La nuit avance à pas comptés et sombres.
Arlequin moqueur aux yeux nombreux sous masque.
Vois la vilaine faire son lit, pénombre
propice à la ronde de mes pensées fantasques.
Piqueté d'étoiles ici sur l'écran noir
où se projettent les pensées des nuits blanches.
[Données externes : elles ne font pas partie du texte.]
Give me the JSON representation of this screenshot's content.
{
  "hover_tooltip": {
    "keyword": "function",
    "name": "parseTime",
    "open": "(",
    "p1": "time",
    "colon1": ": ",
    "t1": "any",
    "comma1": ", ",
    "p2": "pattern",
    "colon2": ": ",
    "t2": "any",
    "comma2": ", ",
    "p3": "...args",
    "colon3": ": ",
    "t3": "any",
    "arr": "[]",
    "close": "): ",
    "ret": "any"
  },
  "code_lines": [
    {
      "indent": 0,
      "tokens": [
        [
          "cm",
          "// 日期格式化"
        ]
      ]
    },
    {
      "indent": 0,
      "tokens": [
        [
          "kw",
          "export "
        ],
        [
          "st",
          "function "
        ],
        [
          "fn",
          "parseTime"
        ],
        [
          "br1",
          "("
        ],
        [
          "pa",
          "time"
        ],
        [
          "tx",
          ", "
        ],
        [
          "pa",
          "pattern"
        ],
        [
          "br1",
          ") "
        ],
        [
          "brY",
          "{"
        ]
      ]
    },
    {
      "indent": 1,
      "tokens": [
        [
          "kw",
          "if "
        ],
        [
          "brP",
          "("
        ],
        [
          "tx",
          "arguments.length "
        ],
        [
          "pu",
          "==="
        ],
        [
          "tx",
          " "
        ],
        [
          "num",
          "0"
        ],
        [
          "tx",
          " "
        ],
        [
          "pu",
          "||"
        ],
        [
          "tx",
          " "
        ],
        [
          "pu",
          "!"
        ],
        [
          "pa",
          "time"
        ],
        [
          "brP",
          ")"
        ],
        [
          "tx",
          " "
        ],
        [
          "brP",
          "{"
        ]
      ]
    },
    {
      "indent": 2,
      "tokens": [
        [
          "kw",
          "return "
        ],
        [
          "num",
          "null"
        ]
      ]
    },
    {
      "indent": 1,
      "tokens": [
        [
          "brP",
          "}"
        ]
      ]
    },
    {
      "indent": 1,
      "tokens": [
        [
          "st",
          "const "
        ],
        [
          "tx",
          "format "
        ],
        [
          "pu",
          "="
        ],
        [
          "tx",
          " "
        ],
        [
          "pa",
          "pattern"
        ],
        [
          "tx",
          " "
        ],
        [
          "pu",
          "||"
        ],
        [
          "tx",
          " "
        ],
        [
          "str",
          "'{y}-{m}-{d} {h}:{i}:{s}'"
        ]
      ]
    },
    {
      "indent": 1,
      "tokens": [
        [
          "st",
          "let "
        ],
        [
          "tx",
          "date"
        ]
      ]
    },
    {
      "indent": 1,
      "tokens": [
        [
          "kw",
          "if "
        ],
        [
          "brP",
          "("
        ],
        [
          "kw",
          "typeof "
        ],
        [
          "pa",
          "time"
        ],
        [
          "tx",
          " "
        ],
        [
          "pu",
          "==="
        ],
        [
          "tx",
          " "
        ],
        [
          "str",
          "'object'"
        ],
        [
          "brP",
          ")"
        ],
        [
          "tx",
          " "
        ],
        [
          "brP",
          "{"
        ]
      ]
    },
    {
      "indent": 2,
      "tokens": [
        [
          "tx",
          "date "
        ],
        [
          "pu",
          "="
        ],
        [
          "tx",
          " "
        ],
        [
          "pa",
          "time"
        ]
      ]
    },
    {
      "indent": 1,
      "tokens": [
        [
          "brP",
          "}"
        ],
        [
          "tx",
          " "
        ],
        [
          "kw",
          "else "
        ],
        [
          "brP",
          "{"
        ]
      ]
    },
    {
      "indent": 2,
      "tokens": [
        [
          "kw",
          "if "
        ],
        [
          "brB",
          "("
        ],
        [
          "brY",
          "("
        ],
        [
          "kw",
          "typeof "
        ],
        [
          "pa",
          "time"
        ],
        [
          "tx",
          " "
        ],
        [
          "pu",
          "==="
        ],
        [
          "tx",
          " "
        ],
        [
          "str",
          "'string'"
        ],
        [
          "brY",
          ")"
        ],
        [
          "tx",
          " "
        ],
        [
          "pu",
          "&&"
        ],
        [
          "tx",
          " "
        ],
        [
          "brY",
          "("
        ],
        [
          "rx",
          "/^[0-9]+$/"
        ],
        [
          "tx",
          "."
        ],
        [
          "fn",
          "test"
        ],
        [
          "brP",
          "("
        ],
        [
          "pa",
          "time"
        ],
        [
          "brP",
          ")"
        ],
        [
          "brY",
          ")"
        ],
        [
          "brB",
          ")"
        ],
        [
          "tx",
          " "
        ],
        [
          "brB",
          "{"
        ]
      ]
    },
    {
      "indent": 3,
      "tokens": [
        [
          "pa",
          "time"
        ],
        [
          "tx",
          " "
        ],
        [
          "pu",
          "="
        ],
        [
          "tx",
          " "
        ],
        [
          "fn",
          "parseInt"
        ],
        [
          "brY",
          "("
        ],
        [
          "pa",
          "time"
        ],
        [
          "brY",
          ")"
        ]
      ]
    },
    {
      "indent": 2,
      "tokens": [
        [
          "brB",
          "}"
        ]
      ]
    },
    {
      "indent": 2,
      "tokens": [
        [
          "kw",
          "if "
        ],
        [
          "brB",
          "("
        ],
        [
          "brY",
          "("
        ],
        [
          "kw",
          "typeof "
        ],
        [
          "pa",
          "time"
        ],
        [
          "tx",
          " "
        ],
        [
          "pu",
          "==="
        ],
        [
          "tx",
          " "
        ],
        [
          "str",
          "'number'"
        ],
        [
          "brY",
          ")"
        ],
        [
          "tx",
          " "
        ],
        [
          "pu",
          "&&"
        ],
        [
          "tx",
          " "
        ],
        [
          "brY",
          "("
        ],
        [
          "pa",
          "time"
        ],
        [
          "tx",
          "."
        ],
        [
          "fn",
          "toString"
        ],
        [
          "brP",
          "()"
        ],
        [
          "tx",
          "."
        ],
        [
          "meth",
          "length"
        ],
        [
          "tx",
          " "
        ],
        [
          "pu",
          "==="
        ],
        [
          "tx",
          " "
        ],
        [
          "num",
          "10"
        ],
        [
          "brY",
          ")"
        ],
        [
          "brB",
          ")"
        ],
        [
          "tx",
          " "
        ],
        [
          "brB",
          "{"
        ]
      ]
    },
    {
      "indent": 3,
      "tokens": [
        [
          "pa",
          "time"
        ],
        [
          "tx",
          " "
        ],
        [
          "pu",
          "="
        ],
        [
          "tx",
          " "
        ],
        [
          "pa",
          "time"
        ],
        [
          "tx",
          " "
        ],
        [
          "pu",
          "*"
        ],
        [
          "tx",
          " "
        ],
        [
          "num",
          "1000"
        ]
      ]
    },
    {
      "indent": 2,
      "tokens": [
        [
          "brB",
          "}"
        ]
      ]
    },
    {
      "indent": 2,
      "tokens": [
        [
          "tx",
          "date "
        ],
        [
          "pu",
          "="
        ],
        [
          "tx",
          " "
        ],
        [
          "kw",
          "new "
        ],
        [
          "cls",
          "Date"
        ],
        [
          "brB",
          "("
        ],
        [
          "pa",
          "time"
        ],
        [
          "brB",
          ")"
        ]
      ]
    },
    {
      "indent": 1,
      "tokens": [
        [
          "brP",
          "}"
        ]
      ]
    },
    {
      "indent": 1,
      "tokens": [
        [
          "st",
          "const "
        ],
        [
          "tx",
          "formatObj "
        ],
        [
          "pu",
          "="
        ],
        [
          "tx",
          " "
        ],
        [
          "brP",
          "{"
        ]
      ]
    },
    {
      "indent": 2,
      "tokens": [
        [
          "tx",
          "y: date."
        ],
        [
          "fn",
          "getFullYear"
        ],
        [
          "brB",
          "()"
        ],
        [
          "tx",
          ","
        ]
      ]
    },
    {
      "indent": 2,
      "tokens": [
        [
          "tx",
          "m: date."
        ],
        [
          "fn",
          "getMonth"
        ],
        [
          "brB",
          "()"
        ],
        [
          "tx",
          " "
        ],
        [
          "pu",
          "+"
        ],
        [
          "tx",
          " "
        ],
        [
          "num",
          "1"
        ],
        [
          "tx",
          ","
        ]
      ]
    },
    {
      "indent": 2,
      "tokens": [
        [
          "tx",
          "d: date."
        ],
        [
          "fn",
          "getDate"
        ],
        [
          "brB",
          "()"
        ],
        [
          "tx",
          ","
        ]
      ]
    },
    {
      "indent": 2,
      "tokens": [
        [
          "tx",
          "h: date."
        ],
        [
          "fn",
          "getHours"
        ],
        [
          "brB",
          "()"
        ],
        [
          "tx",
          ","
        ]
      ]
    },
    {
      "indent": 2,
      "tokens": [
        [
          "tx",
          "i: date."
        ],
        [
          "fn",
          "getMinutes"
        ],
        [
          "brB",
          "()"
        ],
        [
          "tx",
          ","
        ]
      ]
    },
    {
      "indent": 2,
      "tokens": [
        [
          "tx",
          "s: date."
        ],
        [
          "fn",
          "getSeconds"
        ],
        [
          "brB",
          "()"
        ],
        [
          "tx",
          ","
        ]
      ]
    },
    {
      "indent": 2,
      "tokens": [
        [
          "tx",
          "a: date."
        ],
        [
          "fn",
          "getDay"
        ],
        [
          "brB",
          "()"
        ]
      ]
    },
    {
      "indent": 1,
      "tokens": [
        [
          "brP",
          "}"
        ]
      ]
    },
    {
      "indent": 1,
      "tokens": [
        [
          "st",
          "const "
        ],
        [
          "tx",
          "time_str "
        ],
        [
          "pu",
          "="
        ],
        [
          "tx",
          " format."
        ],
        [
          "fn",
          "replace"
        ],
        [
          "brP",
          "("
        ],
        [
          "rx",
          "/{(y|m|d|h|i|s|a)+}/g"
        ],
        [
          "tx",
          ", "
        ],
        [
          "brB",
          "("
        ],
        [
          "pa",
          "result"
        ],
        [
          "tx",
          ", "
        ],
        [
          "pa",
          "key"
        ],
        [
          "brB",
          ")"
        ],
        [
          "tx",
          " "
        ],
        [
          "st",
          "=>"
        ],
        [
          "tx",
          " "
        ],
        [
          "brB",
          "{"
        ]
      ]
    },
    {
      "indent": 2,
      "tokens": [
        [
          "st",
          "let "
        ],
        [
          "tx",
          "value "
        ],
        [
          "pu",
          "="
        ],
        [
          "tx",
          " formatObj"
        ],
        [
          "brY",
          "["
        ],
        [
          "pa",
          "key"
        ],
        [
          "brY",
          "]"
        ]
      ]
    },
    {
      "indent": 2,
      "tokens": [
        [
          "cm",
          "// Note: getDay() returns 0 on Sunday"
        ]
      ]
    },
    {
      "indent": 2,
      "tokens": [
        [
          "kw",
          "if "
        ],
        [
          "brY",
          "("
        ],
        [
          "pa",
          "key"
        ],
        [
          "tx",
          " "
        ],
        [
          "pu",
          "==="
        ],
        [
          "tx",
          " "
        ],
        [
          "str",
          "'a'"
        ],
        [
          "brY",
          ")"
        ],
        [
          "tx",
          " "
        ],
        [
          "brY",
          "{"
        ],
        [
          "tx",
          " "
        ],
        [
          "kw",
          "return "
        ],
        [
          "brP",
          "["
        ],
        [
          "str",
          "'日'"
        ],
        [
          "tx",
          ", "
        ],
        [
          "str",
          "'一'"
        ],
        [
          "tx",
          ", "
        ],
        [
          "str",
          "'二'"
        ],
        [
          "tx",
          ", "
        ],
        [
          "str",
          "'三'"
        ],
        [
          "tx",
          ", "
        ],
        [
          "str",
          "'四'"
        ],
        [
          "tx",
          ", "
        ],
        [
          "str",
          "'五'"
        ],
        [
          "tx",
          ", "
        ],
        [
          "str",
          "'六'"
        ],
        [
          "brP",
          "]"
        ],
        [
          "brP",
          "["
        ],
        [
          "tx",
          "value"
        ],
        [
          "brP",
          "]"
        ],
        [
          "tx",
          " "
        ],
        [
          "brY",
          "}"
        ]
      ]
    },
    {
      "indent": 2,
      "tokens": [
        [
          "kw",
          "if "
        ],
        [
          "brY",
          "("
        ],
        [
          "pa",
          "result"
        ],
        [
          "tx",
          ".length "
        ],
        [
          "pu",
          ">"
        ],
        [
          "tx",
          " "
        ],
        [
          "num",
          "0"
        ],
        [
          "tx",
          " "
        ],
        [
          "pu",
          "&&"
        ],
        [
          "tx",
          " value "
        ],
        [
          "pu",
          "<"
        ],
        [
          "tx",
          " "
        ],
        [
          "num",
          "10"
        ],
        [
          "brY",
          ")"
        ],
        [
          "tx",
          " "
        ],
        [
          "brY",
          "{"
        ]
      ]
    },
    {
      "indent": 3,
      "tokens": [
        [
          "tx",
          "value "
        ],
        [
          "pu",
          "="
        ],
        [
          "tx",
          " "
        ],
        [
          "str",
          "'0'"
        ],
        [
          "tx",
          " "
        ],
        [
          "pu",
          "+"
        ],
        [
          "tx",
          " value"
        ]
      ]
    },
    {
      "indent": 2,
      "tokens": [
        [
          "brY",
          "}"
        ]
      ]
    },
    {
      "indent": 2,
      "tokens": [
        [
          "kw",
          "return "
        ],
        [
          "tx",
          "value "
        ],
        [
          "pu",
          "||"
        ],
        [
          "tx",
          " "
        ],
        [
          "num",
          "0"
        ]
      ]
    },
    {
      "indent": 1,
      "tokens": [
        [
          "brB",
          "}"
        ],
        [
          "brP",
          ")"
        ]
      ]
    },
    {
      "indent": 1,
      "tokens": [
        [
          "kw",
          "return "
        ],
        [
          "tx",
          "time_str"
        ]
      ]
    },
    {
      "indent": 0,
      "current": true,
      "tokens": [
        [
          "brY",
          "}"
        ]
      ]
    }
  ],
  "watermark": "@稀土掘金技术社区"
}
Le vent fait battre les volets de ce manoir ;
le bois sur la pierre prend sa revanche.
Ce soir, le vent agace, vibre et attend.
En cercle de sorcières, les champignons
brillent phosphorescents, vrais bolets de Satan
qui brillent à la lumière du lumignon.
Frémissements dans les bois, en sauts vifs,
yeux qui scintillent, tâche blanche, un lapin
sautille en quête de serpolet, ou passif
en ce bois, vie de bête, fait là le tapin.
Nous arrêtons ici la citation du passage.